Your assumption of multi-collinearity is correct, but it's not necessary for multi-collinearity that a*c
and a*b
are correlated in themselves.
Multi-collinearity occurs if any linear combination of terms can completely determine any of the others.
For example, suppose I have a dataset with independent predictors $X_1\sim N(0,1)$ and $X_2\sim N(0,1)$. Then calculate $X_3=X_1+X_2$ and $X_4=X_1-X_2$.
Now $X_3$ and $X_4$ are uncorrelated, but given $X_1$ and $X_3$ I can completely determine $X_4$ (because $X_4=2X_1-X_3$).
So I cannot estimate a regression with $X_1$, $X_3$ and $X_4$ as predictors. Intuitively I hope it's obvious that you wouldn't learn anything new about an outcome by supplying $X_4$ given $X_1$ and $X_3$, likewise if you already have $X_1$ and $X_4$ you don't learn anything by adding $X_3$.
Also from a mathematical point of view you can't invert $X^TX$ (where $X$ is the design matrix whose columns include $X_1$, $X_3$, and $X_4$).

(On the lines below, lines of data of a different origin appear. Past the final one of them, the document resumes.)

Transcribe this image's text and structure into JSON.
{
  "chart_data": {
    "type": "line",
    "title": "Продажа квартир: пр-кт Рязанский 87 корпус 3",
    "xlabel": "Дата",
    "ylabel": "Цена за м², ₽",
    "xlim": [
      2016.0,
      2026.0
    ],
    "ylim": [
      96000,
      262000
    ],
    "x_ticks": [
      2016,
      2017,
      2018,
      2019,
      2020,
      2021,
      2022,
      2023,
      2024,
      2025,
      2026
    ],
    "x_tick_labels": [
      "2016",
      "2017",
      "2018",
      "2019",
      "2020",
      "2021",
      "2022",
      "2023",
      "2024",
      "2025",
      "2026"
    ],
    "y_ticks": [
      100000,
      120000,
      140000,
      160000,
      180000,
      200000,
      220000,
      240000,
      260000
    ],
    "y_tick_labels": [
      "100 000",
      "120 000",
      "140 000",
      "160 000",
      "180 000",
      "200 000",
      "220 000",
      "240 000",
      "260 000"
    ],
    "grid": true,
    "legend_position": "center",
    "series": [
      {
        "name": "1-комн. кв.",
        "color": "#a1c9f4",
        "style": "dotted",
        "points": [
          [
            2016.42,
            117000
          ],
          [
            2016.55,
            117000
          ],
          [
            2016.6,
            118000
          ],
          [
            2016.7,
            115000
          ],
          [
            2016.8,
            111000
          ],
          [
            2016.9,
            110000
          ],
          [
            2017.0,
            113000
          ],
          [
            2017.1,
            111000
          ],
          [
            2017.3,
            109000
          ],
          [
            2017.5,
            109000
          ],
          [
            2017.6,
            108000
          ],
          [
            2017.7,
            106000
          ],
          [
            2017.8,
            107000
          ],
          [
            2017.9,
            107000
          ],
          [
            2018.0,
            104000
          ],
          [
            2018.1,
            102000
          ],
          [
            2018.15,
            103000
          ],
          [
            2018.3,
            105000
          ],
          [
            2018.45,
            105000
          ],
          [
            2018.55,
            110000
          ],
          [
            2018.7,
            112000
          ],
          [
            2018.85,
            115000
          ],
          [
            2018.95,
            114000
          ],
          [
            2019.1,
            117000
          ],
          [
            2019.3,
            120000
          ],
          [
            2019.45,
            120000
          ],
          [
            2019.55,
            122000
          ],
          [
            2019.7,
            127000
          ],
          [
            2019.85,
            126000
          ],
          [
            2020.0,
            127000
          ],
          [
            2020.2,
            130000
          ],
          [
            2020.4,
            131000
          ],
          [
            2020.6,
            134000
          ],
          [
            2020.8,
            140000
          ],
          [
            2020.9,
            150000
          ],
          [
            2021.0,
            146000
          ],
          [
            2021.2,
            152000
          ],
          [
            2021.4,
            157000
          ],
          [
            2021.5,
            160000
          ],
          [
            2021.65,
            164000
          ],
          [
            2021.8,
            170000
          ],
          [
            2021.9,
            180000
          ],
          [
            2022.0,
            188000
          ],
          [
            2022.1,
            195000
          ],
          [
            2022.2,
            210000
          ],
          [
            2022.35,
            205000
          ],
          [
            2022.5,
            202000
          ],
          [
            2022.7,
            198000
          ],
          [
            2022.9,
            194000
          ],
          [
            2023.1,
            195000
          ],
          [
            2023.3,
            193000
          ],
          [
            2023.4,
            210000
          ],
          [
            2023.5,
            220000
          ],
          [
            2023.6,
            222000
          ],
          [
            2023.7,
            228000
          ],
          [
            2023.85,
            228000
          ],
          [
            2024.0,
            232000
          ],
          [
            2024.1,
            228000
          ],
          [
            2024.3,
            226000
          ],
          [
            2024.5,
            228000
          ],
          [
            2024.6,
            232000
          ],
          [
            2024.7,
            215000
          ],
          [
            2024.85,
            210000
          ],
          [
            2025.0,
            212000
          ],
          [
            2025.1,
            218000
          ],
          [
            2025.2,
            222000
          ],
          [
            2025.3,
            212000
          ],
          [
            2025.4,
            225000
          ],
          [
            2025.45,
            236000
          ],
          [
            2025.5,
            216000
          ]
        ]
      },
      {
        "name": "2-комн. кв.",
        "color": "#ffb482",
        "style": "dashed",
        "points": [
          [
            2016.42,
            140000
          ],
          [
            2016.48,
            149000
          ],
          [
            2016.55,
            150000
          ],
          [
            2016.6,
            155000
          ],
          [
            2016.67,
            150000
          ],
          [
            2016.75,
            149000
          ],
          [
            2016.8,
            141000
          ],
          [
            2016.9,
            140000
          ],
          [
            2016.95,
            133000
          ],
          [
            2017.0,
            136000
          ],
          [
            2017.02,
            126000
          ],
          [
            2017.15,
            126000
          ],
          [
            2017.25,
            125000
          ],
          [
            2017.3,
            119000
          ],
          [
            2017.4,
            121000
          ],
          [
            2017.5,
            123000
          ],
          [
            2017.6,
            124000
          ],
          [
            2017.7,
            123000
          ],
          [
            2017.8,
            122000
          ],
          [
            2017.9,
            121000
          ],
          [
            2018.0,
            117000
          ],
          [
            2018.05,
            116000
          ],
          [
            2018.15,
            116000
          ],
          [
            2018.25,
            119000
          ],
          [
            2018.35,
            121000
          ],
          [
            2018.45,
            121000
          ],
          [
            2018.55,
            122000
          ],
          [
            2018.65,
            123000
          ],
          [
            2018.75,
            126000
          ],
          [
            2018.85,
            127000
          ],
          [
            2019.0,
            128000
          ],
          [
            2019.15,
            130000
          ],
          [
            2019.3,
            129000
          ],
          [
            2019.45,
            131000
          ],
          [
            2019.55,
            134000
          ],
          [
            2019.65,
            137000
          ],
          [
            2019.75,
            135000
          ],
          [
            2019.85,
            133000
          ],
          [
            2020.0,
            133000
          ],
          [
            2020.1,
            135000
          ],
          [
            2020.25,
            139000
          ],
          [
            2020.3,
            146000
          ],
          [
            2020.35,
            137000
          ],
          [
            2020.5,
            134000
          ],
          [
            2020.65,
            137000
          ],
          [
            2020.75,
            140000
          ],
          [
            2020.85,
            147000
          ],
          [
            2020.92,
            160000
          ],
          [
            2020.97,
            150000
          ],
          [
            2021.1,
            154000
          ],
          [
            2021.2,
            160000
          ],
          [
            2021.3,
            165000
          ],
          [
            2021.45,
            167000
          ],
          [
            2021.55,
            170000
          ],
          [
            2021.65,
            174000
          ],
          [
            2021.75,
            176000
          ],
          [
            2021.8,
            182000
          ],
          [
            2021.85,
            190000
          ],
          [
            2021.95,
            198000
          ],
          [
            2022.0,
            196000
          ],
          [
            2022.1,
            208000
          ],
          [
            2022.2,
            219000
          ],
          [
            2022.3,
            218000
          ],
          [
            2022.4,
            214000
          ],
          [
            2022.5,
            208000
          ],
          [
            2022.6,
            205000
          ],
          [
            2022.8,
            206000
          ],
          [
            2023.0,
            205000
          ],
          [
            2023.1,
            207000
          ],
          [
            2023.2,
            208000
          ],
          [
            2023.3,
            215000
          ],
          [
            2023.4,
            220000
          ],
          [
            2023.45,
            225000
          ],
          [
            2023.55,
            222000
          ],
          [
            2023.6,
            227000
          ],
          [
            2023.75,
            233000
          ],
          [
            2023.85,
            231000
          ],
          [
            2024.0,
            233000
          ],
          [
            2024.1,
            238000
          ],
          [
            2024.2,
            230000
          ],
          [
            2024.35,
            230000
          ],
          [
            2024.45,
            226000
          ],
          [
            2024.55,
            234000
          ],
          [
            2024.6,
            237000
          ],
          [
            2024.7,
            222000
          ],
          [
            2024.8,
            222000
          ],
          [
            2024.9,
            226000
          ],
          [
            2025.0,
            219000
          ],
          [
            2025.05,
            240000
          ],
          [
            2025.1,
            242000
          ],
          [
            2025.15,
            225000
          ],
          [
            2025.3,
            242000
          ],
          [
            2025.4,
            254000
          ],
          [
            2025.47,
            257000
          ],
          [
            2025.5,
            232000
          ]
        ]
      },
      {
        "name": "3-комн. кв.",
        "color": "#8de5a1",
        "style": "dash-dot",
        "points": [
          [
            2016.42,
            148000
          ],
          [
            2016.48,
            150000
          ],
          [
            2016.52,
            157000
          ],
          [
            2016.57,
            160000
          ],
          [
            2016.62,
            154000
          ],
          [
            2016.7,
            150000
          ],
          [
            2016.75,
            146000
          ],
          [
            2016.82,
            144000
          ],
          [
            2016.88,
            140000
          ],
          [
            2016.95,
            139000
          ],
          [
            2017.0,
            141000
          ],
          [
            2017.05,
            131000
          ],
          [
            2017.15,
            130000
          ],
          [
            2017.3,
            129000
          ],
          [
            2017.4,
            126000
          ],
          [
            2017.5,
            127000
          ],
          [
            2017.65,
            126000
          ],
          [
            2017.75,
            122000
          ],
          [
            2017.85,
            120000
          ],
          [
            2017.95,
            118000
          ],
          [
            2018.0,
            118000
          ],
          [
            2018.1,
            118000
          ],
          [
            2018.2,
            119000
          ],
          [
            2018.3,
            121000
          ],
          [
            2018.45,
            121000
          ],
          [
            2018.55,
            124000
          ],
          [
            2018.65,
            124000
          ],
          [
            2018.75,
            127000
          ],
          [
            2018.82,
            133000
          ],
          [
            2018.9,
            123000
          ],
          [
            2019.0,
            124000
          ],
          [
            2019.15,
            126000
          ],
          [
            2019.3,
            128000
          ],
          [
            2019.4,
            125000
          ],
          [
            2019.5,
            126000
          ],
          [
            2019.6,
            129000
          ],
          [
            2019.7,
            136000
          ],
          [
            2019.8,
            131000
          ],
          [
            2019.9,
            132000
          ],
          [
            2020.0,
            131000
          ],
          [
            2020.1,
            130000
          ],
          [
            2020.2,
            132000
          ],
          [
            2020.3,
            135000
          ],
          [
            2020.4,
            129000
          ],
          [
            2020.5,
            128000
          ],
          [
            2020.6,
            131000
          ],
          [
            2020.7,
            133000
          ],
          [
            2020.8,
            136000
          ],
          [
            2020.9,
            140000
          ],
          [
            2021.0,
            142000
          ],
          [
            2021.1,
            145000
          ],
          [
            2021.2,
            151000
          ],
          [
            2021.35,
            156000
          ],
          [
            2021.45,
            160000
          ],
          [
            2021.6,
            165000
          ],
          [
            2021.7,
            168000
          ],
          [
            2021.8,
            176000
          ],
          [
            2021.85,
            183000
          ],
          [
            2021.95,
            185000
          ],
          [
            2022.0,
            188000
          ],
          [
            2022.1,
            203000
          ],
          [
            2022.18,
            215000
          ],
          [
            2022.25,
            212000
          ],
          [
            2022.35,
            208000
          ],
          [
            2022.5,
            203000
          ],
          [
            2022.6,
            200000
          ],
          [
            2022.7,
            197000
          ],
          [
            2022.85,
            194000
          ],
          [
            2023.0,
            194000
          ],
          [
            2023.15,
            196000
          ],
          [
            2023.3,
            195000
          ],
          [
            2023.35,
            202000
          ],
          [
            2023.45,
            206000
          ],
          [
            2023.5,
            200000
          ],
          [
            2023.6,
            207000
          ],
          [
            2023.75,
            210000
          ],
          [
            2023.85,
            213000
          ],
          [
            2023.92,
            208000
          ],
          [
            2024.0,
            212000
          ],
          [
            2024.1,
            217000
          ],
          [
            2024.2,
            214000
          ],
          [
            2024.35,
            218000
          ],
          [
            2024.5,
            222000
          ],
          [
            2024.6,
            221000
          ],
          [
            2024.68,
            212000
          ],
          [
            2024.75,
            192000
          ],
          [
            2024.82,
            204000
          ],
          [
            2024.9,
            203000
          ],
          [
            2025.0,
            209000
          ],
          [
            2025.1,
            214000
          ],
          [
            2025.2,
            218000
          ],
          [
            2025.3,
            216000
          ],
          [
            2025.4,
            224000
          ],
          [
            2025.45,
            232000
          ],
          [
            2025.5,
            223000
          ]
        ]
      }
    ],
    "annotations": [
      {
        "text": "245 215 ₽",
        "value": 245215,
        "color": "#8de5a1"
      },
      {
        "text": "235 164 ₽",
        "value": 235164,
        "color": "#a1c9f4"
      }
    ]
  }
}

So to answer your second question, it doesn't make sense to try to estimate the coefficients for the dropped effects, when the other effects are also in the model.
To see it using R:
# choose a sample size
N=1000
# make independent predictors
> df <- data.frame(x1=rnorm(N), x2=rnorm(N))
# make linearly dependent predictors
> df$x3 <- df$x1 - df$x2
> df$x4 <- df$x1 + df$x2
# make an outcome
> df$y <- rnorm(N)
# check that x3 and x4 are not correlated
> cor(df$x3, df$x4)
[1] 0.05538154
# try to estimate the effect of x3 and x4 on y, given x1.
> lm(data=df , y~x1+x3+x4)
Call:
lm(formula = y ~ x1 + x3 + x4, data = df)
Coefficients:
(Intercept) x1 x3 x4
-0.009205 0.007510 -0.016671 NA
> lm(data=df , y~x1+x4+x3)
Call:
lm(formula = y ~ x1 + x4 + x3, data = df)
Coefficients:
(Intercept) x1 x4 x3
-0.009205 -0.025833 0.016671 NA
> lm(data=df , y~x4+x3+x1)
Call:
lm(formula = y ~ x4 + x3 + x1, data = df)
Coefficients:
(Intercept) x4 x3 x1
-0.009205 0.003755 -0.012916 NA
# Check the model matrix:
> M=model.matrix(data=df , y~x1+x4+x3)
> solve(t(M)%*%M)
Error in solve.default(t(M) %*% M) :
system is computationally singular: reciprocal condition number = 1.09216e-16
R needs to drop a term each time before it can run the regression. It doesn't matter which term it drops, so it picks the last one. The model is statistically identical in each case.